High Performance Computing (HPC) and Artificial Intelligence at the Heart of Tomorrow's Medicine

On top left: picture of medicaments; on bottom left: image od DNA; on the right: picture of Benoit Dompierre, EuroCC and Benoit Macq, UCL

EuroCC Belgium sat down with Benoît Macq, a Professor at the Ecole Polytechnique de Louvain and two researchers from UCLouvain to discuss the theme of supercomputing in the service of health.

Health data, combined with artificial intelligence, contributes to "enhanced" health. What does this mean and how does supercomputing enable the development of precision medicine?


Medical research is being revolutionised thanks to the massive amount of data generated, our ability to collect it and, above all, to process it! In the past, sequencing the entire genome of a human was a huge financial investment. Today, it costs about $100... In parallel with data acquisition, imaging has also developed strongly.


To build his clinical reasoning, the doctor benefits from massive data (Big Data). Without an algorithm to help process this data, the doctor is no longer able to make a decision.

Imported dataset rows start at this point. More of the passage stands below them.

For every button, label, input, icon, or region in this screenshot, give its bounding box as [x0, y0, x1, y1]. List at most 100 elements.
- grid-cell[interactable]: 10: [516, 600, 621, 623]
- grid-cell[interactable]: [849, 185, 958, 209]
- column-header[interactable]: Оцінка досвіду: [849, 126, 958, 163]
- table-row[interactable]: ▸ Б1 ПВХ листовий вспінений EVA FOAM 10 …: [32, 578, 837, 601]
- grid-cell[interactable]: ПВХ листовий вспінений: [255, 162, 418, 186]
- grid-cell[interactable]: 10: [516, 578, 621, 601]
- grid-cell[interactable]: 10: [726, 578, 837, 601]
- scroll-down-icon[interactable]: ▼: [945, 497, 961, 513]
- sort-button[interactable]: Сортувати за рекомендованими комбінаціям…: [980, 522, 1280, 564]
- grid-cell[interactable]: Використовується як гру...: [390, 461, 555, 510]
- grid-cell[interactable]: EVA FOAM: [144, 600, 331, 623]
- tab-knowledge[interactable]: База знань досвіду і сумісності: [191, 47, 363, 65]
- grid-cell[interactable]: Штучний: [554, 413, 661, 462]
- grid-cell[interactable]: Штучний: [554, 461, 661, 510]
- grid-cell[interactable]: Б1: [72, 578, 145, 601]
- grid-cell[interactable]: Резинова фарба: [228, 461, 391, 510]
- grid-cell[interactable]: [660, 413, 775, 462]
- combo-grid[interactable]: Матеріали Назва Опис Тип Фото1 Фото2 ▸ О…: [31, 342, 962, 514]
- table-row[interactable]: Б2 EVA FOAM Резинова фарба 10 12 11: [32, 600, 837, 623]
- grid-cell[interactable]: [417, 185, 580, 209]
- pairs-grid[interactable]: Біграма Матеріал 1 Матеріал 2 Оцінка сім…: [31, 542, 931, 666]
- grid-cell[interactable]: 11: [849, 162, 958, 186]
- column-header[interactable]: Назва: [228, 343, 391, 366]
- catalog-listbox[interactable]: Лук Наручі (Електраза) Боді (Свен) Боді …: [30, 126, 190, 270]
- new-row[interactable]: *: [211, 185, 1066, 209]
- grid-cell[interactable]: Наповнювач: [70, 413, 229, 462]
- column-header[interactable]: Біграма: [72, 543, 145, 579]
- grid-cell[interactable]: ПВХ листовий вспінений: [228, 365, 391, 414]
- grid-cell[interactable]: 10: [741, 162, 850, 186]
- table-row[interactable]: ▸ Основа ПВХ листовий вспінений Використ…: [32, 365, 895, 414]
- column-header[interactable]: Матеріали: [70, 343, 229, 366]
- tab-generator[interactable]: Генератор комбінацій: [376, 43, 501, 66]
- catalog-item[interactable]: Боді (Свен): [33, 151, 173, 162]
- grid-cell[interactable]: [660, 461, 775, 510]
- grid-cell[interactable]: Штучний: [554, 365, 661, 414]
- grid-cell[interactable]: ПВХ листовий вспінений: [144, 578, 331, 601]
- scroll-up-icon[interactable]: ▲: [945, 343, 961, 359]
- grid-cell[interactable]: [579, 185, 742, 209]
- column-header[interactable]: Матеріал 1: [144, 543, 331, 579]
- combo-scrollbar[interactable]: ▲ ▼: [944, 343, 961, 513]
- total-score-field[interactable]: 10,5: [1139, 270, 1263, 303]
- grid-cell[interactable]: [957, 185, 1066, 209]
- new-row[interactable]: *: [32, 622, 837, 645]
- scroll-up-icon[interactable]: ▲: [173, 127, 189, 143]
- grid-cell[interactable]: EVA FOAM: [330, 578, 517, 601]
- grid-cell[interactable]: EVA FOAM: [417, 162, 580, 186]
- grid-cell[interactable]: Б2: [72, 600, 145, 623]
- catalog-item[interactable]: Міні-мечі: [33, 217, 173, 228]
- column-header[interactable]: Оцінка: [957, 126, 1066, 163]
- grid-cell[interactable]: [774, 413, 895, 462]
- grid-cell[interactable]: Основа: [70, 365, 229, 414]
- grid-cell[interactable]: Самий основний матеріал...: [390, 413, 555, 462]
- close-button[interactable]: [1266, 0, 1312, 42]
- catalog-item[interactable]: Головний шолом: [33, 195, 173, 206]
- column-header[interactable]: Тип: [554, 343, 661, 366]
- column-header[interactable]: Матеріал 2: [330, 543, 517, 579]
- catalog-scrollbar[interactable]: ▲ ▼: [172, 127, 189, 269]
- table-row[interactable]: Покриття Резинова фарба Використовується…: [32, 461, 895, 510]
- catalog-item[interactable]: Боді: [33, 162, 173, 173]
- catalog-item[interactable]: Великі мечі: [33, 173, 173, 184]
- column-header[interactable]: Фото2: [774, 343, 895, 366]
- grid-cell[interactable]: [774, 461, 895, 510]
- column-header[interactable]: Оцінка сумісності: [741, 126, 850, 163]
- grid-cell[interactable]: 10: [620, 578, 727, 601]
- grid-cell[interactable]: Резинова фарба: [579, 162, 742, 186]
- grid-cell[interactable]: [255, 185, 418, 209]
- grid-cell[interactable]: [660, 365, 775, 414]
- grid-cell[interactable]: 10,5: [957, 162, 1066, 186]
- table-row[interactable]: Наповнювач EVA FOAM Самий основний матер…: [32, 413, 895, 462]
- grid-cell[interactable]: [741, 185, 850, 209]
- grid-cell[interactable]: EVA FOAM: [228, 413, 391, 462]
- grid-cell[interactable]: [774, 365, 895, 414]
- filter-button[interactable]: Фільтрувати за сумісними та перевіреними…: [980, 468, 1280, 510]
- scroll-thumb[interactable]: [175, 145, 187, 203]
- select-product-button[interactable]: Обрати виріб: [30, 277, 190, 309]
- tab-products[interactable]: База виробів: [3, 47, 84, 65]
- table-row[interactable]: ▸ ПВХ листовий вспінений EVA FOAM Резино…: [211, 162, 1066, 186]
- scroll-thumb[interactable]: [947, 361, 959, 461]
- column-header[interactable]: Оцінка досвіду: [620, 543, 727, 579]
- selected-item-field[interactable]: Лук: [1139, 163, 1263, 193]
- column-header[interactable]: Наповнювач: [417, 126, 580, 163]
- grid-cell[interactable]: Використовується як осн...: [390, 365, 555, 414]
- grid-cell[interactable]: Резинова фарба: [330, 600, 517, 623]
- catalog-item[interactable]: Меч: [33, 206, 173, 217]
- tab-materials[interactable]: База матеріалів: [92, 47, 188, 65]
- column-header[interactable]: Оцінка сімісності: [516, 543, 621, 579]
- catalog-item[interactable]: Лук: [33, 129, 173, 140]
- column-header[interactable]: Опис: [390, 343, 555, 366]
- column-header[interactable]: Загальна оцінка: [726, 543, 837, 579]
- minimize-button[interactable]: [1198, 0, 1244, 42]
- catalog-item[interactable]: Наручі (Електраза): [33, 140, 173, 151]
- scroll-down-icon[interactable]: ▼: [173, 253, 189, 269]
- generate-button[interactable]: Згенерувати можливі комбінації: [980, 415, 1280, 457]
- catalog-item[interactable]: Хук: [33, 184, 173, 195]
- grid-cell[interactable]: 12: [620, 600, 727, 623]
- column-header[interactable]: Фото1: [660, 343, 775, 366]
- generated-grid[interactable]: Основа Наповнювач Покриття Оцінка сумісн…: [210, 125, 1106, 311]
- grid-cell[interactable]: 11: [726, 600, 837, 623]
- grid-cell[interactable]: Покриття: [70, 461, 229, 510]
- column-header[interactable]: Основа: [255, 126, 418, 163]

Digital twins and cancer research


As an example, I'd mention the research that is being done in the field of cancer. All the data collected (biological data, imaging, etc.) makes it possible to establish increasingly precise diagnoses and treatments.


To create a digital twin of a tumour, we perform a model of cell proliferation of the tumour based on the person's DNA and the transformations of the tumour's DNA. It is then possible to establish a personalised treatment and to test, in silico, drugs on the patient's digital twin. This approach allows us to move towards a personalized treatment, i.e. specific to each individual and by type of tumor.


With this approach, we are moving towards what we call "personalised medicine".

The study of alcohol addiction using data from the UK Biobank


A team from UCLouvain is currently studying alcohol addiction based on data from the UK Biobank, one of the largest health databases, containing hundreds of thousands of subjects, 50,000 of whom have been imaged.


For these 50,000 subjects, we have about 80 terabytes (imaging, 3D video). We use this data to develop models for predicting alcohol dependence and to establish an abstinence program. Using certain models, we search for the entire biology of alcoholism based on DNA, observations and brain imaging. Based on this, it is possible for us to build an artificial intelligence model on this basis.


Thanks to models developed with the help of AI, we can detect the impact of alcoholism on the very structure of the brain at an early stage. The developed models can even distinguish between occasional drinkers and abstinent people, which a doctor is unable to diagnose based on the same data. This research promises major advances in the fight against alcoholism and its consequences.

This research will be the subject of a future publication.

Quentin Dessain, F.R.S.-FNRS PhD Research Fellow, UCLouvain.


Segmentation of Multiple Sclerosis


For my part, I worked on the segmentation of multiple sclerosis in 3D. We found that the model collapses when transposed to data from another hospital. This means that the data depends greatly on the conditions under which the data is obtained; A scan of the same patient performed in two separate hospitals produces significantly different images. This is a major hurdle to generating a reliable AI model. The idea is to develop robust models that manage to overcome these obstacles in order to be reliable regardless of the data source. To do this, we used Lucia, Cenaero's supercomputer, on which we ran 150 experiments for 7 hours each. It is important to consider changes in MRI acquisition parameters. From one resonance to another, there is a great variability in the data. The goal is to have a training model and be able to apply it in any environment.

Benoît Gérin, RESEARCH ASSISTANT, SST/ICTM -- Institute of Information and Communication Technologies, Electronics and Applied Mathematics (ICTM), UCLouvain


In silico medicine


In parallel with the diagnostic activities described above, we are also working on treatment plans," says Benoît Macq, "Like ChatGPT, generative AI models are capable of coming up with new molecules to accelerate pharmaceutical research. Today, it takes 10 years to create a drug and only 3% of drugs make it to the final clinical phase and enter the market. The objective is to reduce the 10 years to 3 years and to no longer have a 3% success rate but a 10%!


Thanks to the combination of Drug Discovery and Artificial Intelligence, we are entering what is known as in silico medicine. This means developing treatment plans, diagnostics, and drug discovery using large databases, simulations and models. All of this is possible thanks to supercomputers.


The Strategic Role of High-Performance Computing


For us, supercomputing has become essential! It allows us to process large medical databases and compute prediction and response models. We also use "trial and error" to identify the best combination: drug – immunotherapy – radiotherapy, these trials being carried out on digital twins. Supercomputing is unquestionably of great importance for the medicine of tomorrow!